Handling errors

In the next milestone build of Pentaho Data Integration (2.4.1-M1) we will be introducing advanced error handling features. (2.4.1-M1 is expected around February 19th)
We looked hard to find the easiest and most flexible way to implement this, and I think we have found a good solution.

Here is an example:

Error handling table output sample

The transformation above works as follows: it generates a sequence between -1000 and 1000.  The table is a MySQL table with a single “id” column defined as TINYINT.  As you all know, that data type only accepts values between -128 and 127.

So what this transformation does is, it insert 256 rows into the table and divert all the others to a text file, our “error bucket”.

How can we configure this new feature?  Simple: click right on the step where you want the error handling to take place, in this case, the “Table output” step.  If the step supports error handling, you will see this popup menu appear:
Error handling popup menu

Selecting the highlighted option will present you with a dialog that allows you to configure the error handling:

Error handling dialog

As you can see, you can not only specify the target step to which you want to direct the rows that caused an error.  You can also include extra information in the error rows so that you know exactly what went wrong.  In this particular case, these are the extra fields that will appear in the error values error rows:

  • nrErrors: 1
  • errorDescription:  be.ibridge.kettle.core.exception.KettleDatabaseException:
    Error inserting row
    Data truncation: Out of range value adjusted for column ‘id’ at row 1
  • errorField: empty because we can’t retrieve that information from the JDBC driver yet.
  • errorCode: TOP001 (placeholder, final value TBD)

At the moment we have only equiped the “Script Values” (easy to cause errors with) and “Table Output” steps with these new capabilities.  However, in the coming weeks, more steps will follow suit.

Until next time,

Matt

8 comments

  • Hi Matt,
    That’s a great new feature !!!
    I want it now ! No more tricky procs to manage bad and rejected records (have to manage + 20 M rows a day …)
    PDI is going BIG.

    Vincent Teyssier
    http://www.decisionsystems-studio.fr
    http://open-bi.blogspot.com

  • Hi Vincent,

    If you want it NOW, download the dev build of Kettle-2.4.1-M1.zip (link in blog post).
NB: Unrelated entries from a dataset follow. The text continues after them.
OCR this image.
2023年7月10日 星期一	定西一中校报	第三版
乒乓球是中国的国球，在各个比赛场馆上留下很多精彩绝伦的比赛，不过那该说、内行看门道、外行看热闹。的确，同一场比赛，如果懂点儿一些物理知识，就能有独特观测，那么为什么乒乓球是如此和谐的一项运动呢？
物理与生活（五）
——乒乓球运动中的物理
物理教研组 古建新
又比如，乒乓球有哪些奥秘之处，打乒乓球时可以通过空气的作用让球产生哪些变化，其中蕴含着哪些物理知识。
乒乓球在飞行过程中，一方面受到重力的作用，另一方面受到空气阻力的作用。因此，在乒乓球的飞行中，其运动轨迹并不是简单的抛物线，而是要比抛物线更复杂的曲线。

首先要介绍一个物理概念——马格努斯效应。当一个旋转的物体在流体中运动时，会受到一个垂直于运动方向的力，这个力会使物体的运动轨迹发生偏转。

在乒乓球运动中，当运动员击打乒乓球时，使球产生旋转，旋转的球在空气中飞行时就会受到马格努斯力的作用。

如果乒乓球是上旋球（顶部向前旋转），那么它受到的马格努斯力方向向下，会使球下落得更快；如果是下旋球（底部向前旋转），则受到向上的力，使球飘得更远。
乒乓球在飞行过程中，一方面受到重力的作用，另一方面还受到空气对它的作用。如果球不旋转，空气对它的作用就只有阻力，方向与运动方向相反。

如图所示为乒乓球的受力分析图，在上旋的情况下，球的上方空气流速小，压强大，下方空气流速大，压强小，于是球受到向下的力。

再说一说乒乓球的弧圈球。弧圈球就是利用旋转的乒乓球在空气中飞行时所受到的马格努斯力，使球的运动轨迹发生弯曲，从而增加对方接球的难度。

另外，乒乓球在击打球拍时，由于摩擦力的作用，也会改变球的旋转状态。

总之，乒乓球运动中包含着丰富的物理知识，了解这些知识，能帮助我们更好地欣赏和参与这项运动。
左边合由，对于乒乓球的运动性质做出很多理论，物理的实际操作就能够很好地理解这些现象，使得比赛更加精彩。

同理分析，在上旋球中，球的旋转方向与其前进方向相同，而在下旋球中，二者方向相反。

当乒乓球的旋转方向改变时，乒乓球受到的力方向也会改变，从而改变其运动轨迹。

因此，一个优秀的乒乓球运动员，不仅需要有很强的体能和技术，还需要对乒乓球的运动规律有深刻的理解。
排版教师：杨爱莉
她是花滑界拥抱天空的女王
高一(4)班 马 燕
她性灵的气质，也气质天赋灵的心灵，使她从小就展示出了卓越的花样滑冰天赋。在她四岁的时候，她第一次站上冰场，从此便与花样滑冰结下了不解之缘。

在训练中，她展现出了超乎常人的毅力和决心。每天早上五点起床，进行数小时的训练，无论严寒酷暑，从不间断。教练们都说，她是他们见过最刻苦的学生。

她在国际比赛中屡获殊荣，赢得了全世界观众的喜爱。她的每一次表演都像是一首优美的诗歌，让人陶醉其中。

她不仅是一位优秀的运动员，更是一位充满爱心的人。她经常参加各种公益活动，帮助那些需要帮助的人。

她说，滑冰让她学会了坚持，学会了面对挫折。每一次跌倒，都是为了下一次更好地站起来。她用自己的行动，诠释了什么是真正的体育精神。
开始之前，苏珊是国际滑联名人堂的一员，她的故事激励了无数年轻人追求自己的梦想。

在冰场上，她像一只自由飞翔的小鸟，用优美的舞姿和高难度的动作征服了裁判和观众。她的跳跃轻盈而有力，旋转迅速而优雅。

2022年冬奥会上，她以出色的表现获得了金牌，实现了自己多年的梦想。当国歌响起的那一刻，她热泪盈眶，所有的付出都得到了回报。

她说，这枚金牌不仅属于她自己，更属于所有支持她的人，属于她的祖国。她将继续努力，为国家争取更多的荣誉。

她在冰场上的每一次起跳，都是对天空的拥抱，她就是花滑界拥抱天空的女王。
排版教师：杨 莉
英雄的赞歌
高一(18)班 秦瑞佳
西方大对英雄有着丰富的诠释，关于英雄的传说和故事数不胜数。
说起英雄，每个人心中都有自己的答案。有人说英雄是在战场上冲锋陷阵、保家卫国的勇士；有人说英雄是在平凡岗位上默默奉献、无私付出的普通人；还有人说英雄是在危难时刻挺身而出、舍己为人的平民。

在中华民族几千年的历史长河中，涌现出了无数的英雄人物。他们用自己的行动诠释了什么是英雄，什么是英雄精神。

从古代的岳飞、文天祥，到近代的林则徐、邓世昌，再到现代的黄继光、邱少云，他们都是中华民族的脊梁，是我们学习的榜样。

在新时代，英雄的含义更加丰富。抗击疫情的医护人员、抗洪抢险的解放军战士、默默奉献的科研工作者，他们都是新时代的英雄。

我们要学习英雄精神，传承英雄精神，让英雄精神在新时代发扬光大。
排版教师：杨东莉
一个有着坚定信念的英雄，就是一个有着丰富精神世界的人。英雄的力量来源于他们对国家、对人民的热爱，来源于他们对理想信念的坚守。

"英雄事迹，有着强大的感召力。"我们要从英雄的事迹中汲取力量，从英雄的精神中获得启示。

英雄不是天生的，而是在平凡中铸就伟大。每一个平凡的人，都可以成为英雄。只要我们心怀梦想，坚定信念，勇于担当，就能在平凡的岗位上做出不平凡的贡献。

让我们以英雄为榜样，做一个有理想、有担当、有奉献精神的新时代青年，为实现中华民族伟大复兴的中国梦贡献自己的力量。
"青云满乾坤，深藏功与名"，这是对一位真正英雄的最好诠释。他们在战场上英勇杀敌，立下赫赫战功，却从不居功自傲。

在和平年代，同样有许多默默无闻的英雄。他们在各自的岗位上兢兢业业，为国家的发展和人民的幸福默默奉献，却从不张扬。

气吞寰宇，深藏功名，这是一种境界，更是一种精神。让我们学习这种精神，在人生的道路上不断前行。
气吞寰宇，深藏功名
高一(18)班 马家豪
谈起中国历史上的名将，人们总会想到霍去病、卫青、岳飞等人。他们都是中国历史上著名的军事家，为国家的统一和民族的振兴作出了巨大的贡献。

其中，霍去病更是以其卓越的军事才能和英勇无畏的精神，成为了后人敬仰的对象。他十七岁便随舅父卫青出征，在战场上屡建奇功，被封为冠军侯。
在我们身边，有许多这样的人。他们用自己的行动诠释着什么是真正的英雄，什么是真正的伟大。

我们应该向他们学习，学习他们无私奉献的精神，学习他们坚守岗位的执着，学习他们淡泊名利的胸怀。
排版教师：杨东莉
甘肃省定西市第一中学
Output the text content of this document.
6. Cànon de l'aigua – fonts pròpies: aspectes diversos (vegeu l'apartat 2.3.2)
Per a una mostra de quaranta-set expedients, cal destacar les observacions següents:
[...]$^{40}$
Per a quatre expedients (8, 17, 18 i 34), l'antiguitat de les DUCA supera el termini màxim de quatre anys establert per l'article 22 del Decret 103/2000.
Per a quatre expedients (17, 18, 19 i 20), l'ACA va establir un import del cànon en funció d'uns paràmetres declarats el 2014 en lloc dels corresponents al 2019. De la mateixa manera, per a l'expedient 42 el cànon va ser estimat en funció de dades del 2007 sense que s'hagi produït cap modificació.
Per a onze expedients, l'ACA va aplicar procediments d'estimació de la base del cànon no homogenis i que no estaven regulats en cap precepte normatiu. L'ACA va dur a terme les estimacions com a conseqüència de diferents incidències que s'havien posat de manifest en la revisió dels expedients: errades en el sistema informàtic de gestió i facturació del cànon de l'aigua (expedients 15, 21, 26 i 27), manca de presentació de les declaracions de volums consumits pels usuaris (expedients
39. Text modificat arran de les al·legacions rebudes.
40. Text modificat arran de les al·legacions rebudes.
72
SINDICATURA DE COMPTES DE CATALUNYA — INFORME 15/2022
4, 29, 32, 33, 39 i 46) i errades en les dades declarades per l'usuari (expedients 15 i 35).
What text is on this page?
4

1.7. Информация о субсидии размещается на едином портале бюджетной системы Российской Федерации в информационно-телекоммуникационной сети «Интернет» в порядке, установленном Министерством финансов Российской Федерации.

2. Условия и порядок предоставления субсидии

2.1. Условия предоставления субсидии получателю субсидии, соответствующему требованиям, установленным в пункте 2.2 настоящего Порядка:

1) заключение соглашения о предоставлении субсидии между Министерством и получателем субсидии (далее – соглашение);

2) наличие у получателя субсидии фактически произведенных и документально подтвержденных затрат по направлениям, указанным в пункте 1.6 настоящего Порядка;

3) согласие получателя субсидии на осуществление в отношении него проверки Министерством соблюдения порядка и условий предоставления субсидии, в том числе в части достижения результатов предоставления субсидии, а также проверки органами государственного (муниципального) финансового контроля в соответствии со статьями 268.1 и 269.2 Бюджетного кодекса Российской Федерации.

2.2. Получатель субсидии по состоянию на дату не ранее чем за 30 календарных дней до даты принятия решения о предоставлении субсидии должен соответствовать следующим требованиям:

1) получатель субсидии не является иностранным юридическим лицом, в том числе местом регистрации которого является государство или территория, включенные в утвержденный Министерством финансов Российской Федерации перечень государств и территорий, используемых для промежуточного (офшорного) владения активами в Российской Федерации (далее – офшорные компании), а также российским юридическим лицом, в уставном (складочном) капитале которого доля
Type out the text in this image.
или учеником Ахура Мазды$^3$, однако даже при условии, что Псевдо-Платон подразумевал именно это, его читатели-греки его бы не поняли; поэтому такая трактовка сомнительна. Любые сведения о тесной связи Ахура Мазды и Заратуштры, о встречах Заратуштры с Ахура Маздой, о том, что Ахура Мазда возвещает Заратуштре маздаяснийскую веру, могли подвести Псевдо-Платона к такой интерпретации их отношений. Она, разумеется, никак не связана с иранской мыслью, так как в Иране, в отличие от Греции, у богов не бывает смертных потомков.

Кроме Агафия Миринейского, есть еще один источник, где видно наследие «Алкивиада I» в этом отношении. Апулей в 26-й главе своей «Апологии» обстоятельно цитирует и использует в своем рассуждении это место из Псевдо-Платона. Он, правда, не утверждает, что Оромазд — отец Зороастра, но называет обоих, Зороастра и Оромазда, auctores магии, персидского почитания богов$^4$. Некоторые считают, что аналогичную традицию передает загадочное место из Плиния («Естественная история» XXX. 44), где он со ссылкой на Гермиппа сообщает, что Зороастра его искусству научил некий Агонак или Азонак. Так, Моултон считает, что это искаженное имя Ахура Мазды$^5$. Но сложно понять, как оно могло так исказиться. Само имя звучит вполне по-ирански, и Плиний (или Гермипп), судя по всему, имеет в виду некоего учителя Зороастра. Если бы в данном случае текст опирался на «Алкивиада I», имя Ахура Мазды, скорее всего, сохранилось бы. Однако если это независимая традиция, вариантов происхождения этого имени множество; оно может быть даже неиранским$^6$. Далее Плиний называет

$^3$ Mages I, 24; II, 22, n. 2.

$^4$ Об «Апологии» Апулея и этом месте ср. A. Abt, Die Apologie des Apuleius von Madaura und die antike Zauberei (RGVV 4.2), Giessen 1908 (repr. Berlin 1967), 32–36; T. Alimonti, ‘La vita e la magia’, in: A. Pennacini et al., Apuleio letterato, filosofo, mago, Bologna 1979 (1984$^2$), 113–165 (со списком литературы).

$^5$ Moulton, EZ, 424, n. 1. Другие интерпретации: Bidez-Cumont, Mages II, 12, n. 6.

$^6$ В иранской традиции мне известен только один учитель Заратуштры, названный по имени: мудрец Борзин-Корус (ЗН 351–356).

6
After that, update with a recent kettle.jar.

    Please be careful, we already discovered small issues with this. Also, Apache Commons VFS support was also added in this version. More on that later, but it allows you to directly read from files like: zip:file:///C:/testfiles/testfiles.zip with a wildcard! (.*txt$) This will give you all the text files in the zip archive. I’ll blog about this when we stabalised it a bit in a few days.

    :-)

    Matt

  • Frank

    Hi Matt,

    great new feature!

    I would suggest to enhance the error handling with an abort condition, i.e. abort the transformation after n rows have been rejected. If you are processing millions of rows, and a lot of these are bad (shit happens… ;-) ), you usually don’t want the data to be processed anyway and as a bonus you are saving time and resources this way.

    Regards
    Frank

  • Thanks Matt. Already running it now … :)
    I agree with Frank on the abort condition.
    Moreover, a summary of the process would be a great thing for data quality management : simple stats on rejected / bad rows, just to have a quick look on the data source quality.
    Anyway, that’s minor and welcome to this new feature.

    Vincent Teyssier
    http://www.decisionsystems-studio.fr
    http://open-bi.blogspot.com

  • Thanks for the suggestion Frank. You can clearly see with these things why we went with a complete new dialog instead of some new hop type. (the original idea) It would be almost trivial to add an abort threshold, so I’ll add it later today. :-)

    All the best,

    Matt

  • Data quality: I’m seriously thinking of adding a column in the view to show the nr of “diverted” rows. That way you have access to that data in the audit trails & in the job evaluations.

    We can add all sorts of cool stuff later, but for now, let’s make sure it’s stable first ;-)

    Matt

  • sathish

    it’s a fine feature.. can u extend this feature for other important steps like Insert/Update and LookUp.

  • Yes, those 2 will follow.